Setting Genre en-mass (an idea)

Tell me if there's a better way to go about this...

I've put together a little code already to pull genre's from two sources; iTunes and Last.fm. I can merge the results together and keep the most popular two (or three or whatever) - this part hasn't been done yet.

Initially, I dumped out my song list to a file, and wrote something to read that file and query the iTunes API for each artist/song. I wrote the results to an output file where I produced the following:

Artist|Title|PathFilename|Year|NewYear|Genre|NewGenre

The idea being, I could then use MP3Tag (or some other tool) to read that file, match on PathFilename, and determine whether to use NewGenre, keep the original (Genre), or somehow blend the two.

I'm aware of Convert->TextFile to Tag, and considered using that to accomplish this, but before spending much more time on this, I wanted to hear what other ideas people had.

The key points here are:

  • iTunes doesn't have every song
  • Last.fm doesn't have every song
  • I'd like to do this at an artist/track level, not an artist level
  • Some "filtering" will need to be done, as Last.fm sometimes provides an artists name as a genre

I would think that if a source does not supply data for a file, the record would be empty or you still have the same data as before. This should not do any harm.
Any comparison between fields can be done with Mp3tag. And if you write the new data to a user-defined field, the original data stays in the original field until you take the initiative to overwrite it.
I wonder why the whole effort spins around GENRE as this is one of the most unsecure pieces of data as it depends a lot on taste.
What thoughts did you want to hear?

I was hoping to get suggestions on ways to update the tags once I have the data, and of course, suggestions on apps/scripts/etc. that may already be available to do what I'm after.

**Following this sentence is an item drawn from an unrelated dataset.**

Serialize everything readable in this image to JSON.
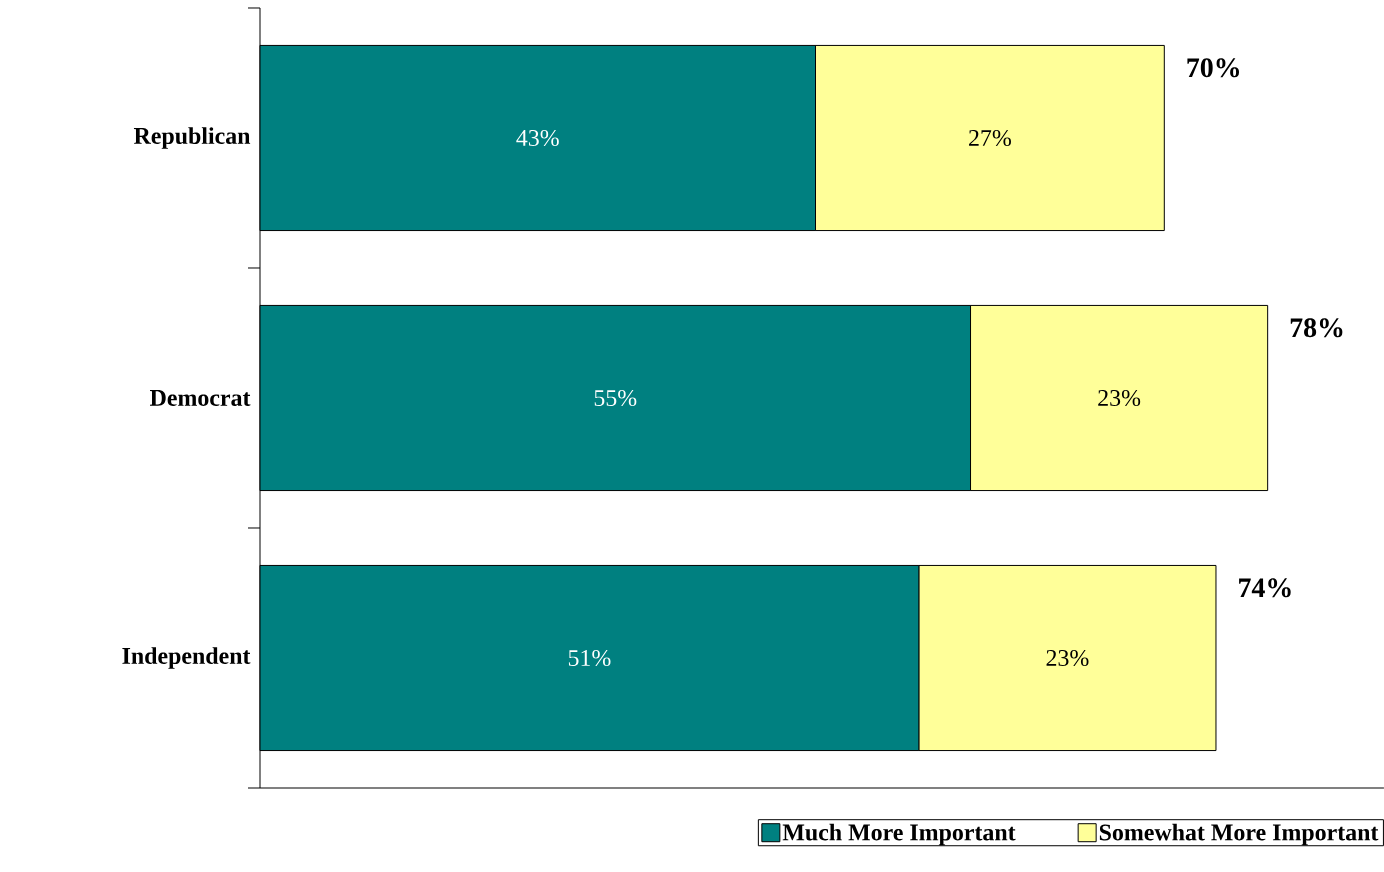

My thought is that it would be beneficial to hit 3 or 4 sources, and assume the most popular data is the most accurate. So, with four sources, if 3 say a song is rap, and one says hip-hop, go with rap. I realize that's simplistic, and it could be two & two, but the point being, assume the popular opinion is the right one.

One thought I have is to write something that will:

  • navigate each directory (Artist\Album[CDx]\Track - Artist - Title.ext)
  • make the API calls (to multiple sources) for each track
  • write a file to that directory that could be used with MP3Tag Text File -> Tag

The assumption being that I could drag a lot of folders into MP3Tag, highlight them, run that operation, they would pull from the file in their folder, and I could undo things if they looked strange.

Or, is there a better method to doing this? It might make sense to say that I'm really only interested in a handful or so of genres (country, rap, rock, classical, holiday, etc.). I'd rather have 7 or 8 unique genres than 30 or 40.